From Equation (15), a higher Q value and lower insertion loss of the SAW device will effectively improve the short-term frequency stability of the oscillator [26]. Here, the dual-port resonator structure with three IDTs is used for the SAW device due to its high Q value, low insertion loss, and enough condensation area for gas sensing, as shown in Figure 5(a). By adjusting the distance between one IDT to another, the distance between IDT to grating, and the ratio of IDT period and grating period, only one resonance mode in the frequency bandwidth was expect to be realized. ST-X quartz was chosen as substrate due to its excellent temperature stability. The SAW velocity on ST-X quartz substrate with 300 nm Al IDTs metallization was 3,158 m/s. The operation frequency of the SAW resonator is specifically given by 500 MHz, thus, the wavelength λ of the SAW resonator is given by 6.3 μm. Two dual-port resonator patterns were fabricated on a same ST-X quartz wafer by standard photolithography technique. Each resonator consists of three transducers (IDT1 and IDT3 act as the launching transducers, and IDT2 is the readout transducer) and adjacent shorted grating reflector distributed in each side of the IDT1 and IDT3; the electrode number of the IDT1, IDT2, and IDT3 were 60, 120, and 60, respectively, and the electrode number in shorted grating reflector was set to 400. Spacing between the reflector and IDT was 1.25λ (λ is the wavelength). Acoustic aperture of 250λ and spacing between IDTs of 22.25λ were used to accommodate enough condense area for gas sensing. The fabricated SAW device was shown in Figure 5(a). The frequency response S₂₁ of the fabricated device was measured with a network analyzer as shown in Figure 5(b). A low insertion loss of 7.6 dB and high Q value of 2,300 were obtained.

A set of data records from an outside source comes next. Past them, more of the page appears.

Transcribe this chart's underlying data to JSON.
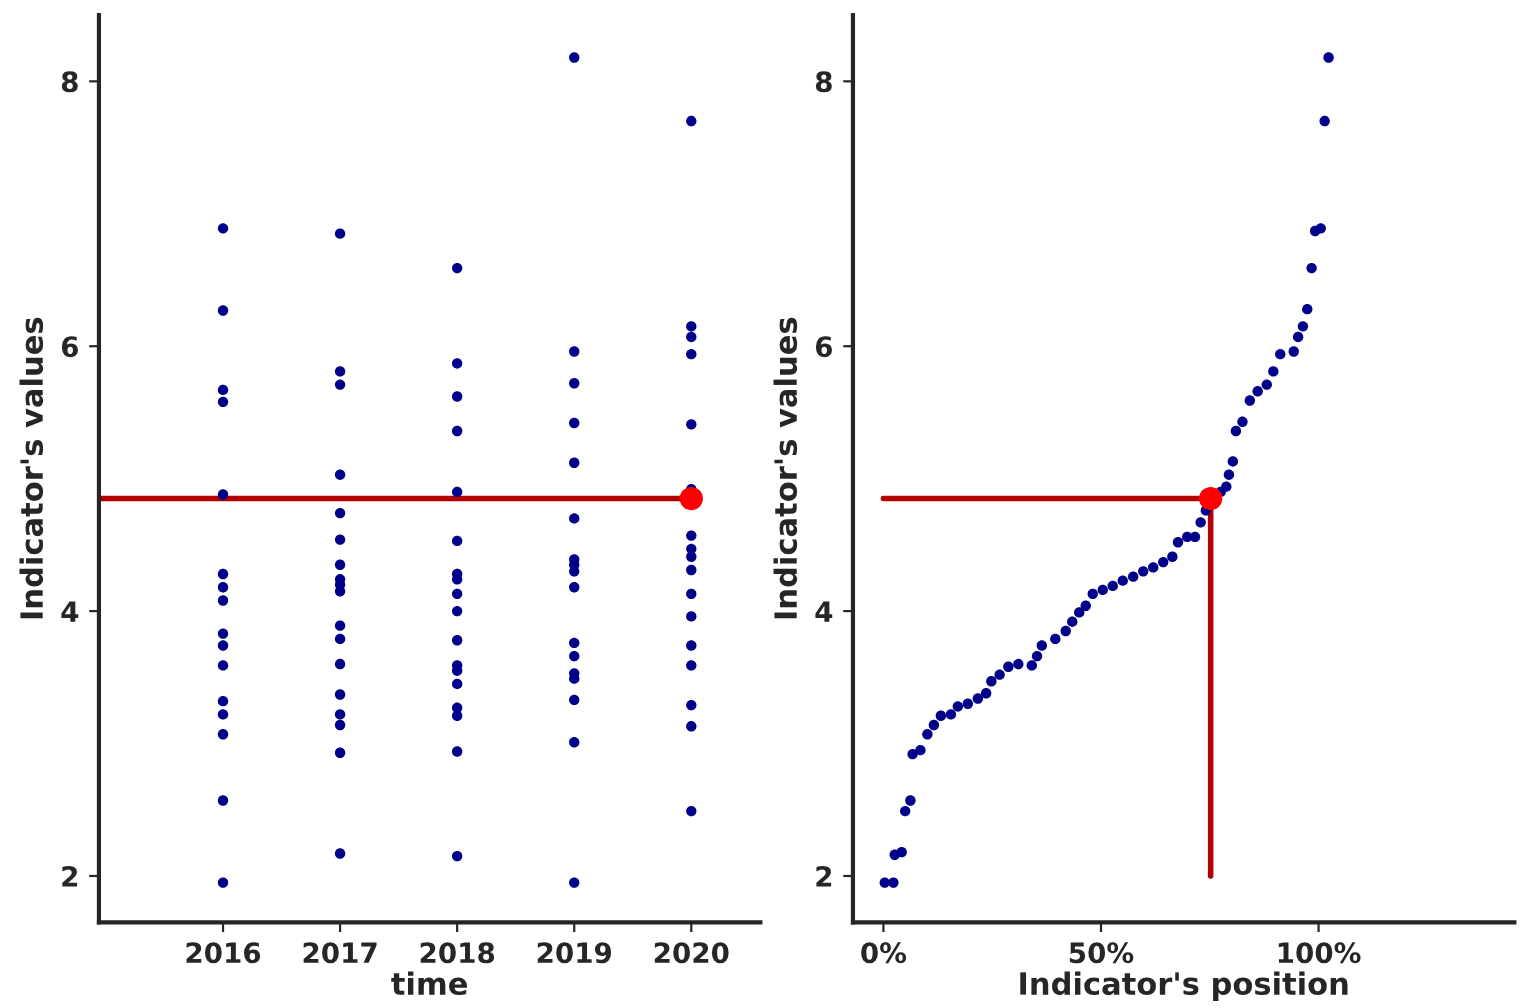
{
  "chart_data": [
    {
      "type": "scatter",
      "xlabel": "time",
      "ylabel": "Indicator's values",
      "xlim": [
        2014.94,
        2020.59
      ],
      "xticks": [
        2016,
        2017,
        2018,
        2019,
        2020
      ],
      "ylim": [
        1.65,
        8.5
      ],
      "yticks": [
        2,
        4,
        6,
        8
      ],
      "marker": "circle",
      "series": [
        {
          "color": "#00008b",
          "x": [
            2016,
            2016,
            2016,
            2016,
            2016,
            2016,
            2016,
            2016,
            2016,
            2016,
            2016,
            2016,
            2016,
            2016,
            2016,
            2016,
            2017,
            2017,
            2017,
            2017,
            2017,
            2017,
            2017,
            2017,
            2017,
            2017,
            2017,
            2017,
            2017,
            2017,
            2017,
            2017,
            2017,
            2017,
            2018,
            2018,
            2018,
            2018,
            2018,
            2018,
            2018,
            2018,
            2018,
            2018,
            2018,
            2018,
            2018,
            2018,
            2018,
            2018,
            2018,
            2018,
            2019,
            2019,
            2019,
            2019,
            2019,
            2019,
            2019,
            2019,
            2019,
            2019,
            2019,
            2019,
            2019,
            2019,
            2019,
            2019,
            2019,
            2020,
            2020,
            2020,
            2020,
            2020,
            2020,
            2020,
            2020,
            2020,
            2020,
            2020,
            2020,
            2020,
            2020,
            2020,
            2020,
            2020
          ],
          "values": [
            6.89,
            6.27,
            5.67,
            5.58,
            4.88,
            4.28,
            4.18,
            4.08,
            3.83,
            3.74,
            3.59,
            3.32,
            3.22,
            3.07,
            2.57,
            1.95,
            6.85,
            5.81,
            5.71,
            5.03,
            4.74,
            4.54,
            4.35,
            4.24,
            4.2,
            4.15,
            3.89,
            3.79,
            3.6,
            3.37,
            3.22,
            3.14,
            2.93,
            2.17,
            6.59,
            5.87,
            5.62,
            5.36,
            4.9,
            4.53,
            4.28,
            4.24,
            4.13,
            4.0,
            3.78,
            3.59,
            3.55,
            3.45,
            3.27,
            3.21,
            2.94,
            2.15,
            8.18,
            5.96,
            5.72,
            5.42,
            5.12,
            4.7,
            4.39,
            4.35,
            4.3,
            4.18,
            3.76,
            3.66,
            3.53,
            3.49,
            3.33,
            3.01,
            1.95,
            7.7,
            6.15,
            6.07,
            5.94,
            5.41,
            4.92,
            4.57,
            4.47,
            4.41,
            4.31,
            4.13,
            3.96,
            3.74,
            3.59,
            3.29,
            3.13,
            2.49
          ]
        },
        {
          "type": "line",
          "color": "#b30000",
          "x": [
            2014.94,
            2020
          ],
          "values": [
            4.85,
            4.85
          ],
          "marker": "none",
          "line_style": "solid"
        },
        {
          "color": "#ff0000",
          "x": [
            2020
          ],
          "values": [
            4.85
          ]
        }
      ]
    },
    {
      "type": "scatter",
      "xlabel": "Indicator's position",
      "ylabel": "Indicator's values",
      "xlim": [
        -7,
        145
      ],
      "ylim": [
        1.65,
        8.5
      ],
      "yticks": [
        2,
        4,
        6,
        8
      ],
      "xticks": [
        {
          "value": 0,
          "label": "0%"
        },
        {
          "value": 50,
          "label": "50%"
        },
        {
          "value": 100,
          "label": "100%"
        }
      ],
      "marker": "circle",
      "series": [
        {
          "color": "#00008b",
          "x": [
            0.3,
            2.3,
            2.6,
            4.2,
            5.0,
            6.2,
            6.7,
            8.5,
            10.1,
            11.6,
            13.2,
            15.5,
            17.1,
            19.4,
            21.7,
            23.6,
            24.8,
            26.7,
            28.7,
            31.0,
            34.1,
            35.3,
            36.4,
            39.5,
            41.9,
            43.4,
            45.0,
            46.5,
            48.1,
            50.4,
            52.7,
            55.0,
            57.4,
            59.7,
            62.0,
            64.3,
            66.4,
            67.7,
            69.8,
            71.6,
            72.9,
            74.1,
            77.5,
            78.8,
            79.4,
            80.3,
            81.0,
            82.5,
            84.2,
            86.0,
            88.1,
            89.6,
            91.2,
            94.3,
            95.3,
            96.4,
            97.4,
            98.4,
            99.2,
            100.5,
            101.4,
            102.3
          ],
          "values": [
            1.95,
            1.95,
            2.16,
            2.18,
            2.49,
            2.57,
            2.92,
            2.95,
            3.07,
            3.14,
            3.21,
            3.22,
            3.28,
            3.3,
            3.34,
            3.38,
            3.47,
            3.52,
            3.58,
            3.6,
            3.59,
            3.66,
            3.74,
            3.79,
            3.85,
            3.92,
            3.99,
            4.04,
            4.13,
            4.16,
            4.19,
            4.23,
            4.26,
            4.3,
            4.33,
            4.37,
            4.41,
            4.52,
            4.56,
            4.56,
            4.67,
            4.76,
            4.9,
            4.94,
            5.03,
            5.13,
            5.36,
            5.43,
            5.59,
            5.66,
            5.71,
            5.81,
            5.94,
            5.96,
            6.07,
            6.15,
            6.28,
            6.59,
            6.87,
            6.89,
            7.7,
            8.18
          ]
        },
        {
          "type": "line",
          "color": "#b30000",
          "x": [
            0,
            75.2,
            75.2
          ],
          "values": [
            4.85,
            4.85,
            2
          ],
          "marker": "none",
          "line_style": "solid"
        },
        {
          "color": "#ff0000",
          "x": [
            75.2
          ],
          "values": [
            4.85
          ]
        }
      ]
    }
  ]
}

Generally, oscillation occurs at the central frequency in the pass band of the SAW devices. However, the central frequency point is not always the frequency point with the lowest insertion loss because of technical issues in the device fabrication. To improve the short-term frequency stability of the oscillator, the oscillation in frequency point with the lowest insertion loss of the SAW devices is advised here by adjusting the phase shifter.

Then, using the fabricated SAW devices as feedback, a 500 MHz SAW oscillator is implemented with an oscillator circuit composed of discrete elements (amplifier, phase shifter, mixer and LPF, etc.) on a printed circuit board (PCB) as shown in Figure 6(b). The working principle of the oscillator was as depicted in Figure 6(a). The output of the amplifier is mixed in order to obtain a differential frequency in the MHz range. This technique allows us to reduce the influence of the thermal expansion of the substrate and to use simple low-frequency counters. The output of the oscillator is connected to a programmable frequency counter which can be used for an analog indicator or a chart recorder.

An experiment was performed to evaluate the frequency stability of the fabricated SAW oscillator using the programmable frequency counter under constant testing temperature (25 °C) and 70% RH. To demonstrate the short term frequency stability (seconds), a partial differentiation is used. It shows the frequency shift per second. The testing condition is 25 °C temperature. Then, the oscillation is modulated at the frequency point with the lowest insertion loss by a strategic phase modulation, in which a low pass filter acts as the phase shifter, and the phase modulation is accomplished by adjusting the inductor or capacitor values. The measured short-term frequency stability (frequency shift in seconds) is shown in Figure 7(b). Excellent short-term frequency stability of ∼±3 Hz per second is obtained, much better than that of the previous oscillator with oscillation at the operation frequency point, in which, weak short-term frequency stability of ±15 Hz were observed as shown in Figure 7(a).